For centuries, scholars from many backgrounds—religious and nonreligious, Christian and Jewish—have worked on discovering how the Bible came to be. Their task was not to prove whether the Bible’s words were divinely revealed to the authors. That is a question of faith, not scholarship. Rather, they were trying to learn the history of those authors: what they wrote, when they wrote and why they wrote. To date, the most persuasive solution they have found has been the documentary hypothesis. The idea of this hypothesis is that the Bible’s first books were formed through a long process. Ancient writers produced documents of poetry, prose and law over a period of many hundreds of years. And then editors used these documents as sources. From them, they fashioned the Bible that we have read for some two thousand years.

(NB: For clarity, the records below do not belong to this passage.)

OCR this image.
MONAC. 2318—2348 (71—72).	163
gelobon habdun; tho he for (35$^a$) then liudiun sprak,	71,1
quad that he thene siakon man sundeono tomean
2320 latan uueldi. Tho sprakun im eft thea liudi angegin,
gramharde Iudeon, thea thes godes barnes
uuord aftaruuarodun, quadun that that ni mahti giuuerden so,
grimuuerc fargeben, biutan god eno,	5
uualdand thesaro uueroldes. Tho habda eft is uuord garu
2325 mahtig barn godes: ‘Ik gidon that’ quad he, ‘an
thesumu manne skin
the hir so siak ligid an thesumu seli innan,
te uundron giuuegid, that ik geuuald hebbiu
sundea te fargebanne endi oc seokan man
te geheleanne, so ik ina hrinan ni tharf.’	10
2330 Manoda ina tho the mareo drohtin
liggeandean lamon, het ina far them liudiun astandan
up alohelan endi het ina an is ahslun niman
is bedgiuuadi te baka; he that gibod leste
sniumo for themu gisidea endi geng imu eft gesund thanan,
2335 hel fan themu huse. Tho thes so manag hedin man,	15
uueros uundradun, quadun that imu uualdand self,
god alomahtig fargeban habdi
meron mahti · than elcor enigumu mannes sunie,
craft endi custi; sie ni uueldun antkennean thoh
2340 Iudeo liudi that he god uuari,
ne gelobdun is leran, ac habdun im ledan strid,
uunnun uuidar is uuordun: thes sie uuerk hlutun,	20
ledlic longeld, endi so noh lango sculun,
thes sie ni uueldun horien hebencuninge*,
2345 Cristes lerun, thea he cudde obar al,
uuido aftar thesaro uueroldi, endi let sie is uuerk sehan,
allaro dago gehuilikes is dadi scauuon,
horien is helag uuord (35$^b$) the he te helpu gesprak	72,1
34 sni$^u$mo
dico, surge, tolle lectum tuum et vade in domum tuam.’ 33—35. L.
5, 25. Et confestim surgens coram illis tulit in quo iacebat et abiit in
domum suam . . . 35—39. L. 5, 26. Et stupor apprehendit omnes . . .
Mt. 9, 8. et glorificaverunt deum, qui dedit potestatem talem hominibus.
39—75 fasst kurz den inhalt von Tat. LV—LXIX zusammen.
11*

Those who have disagreed with this hypothesis come from opposite ends of the spectrum: the most traditional and the most radical. The most traditional scholars—mainly fundamentalist Christians and Orthodox Jews—adhere to the ancient answers to these questions: The first five books of the Bible were written down by Moses personally, the Book of Joshua was written down by Joshua himself, and so on. The most radical scholars argue that the Bible’s books were written later and later—and that they are less and less true.
Some writers from both ends of the spectrum have claimed that the hypothesis is dead, that “hardly anybody believes that anymore.” But the hypothesis that, supposedly, no one believescontinues to be the model in which most Bible scholars work. It is taught in major universities and seminaries, and outlined in textbooks.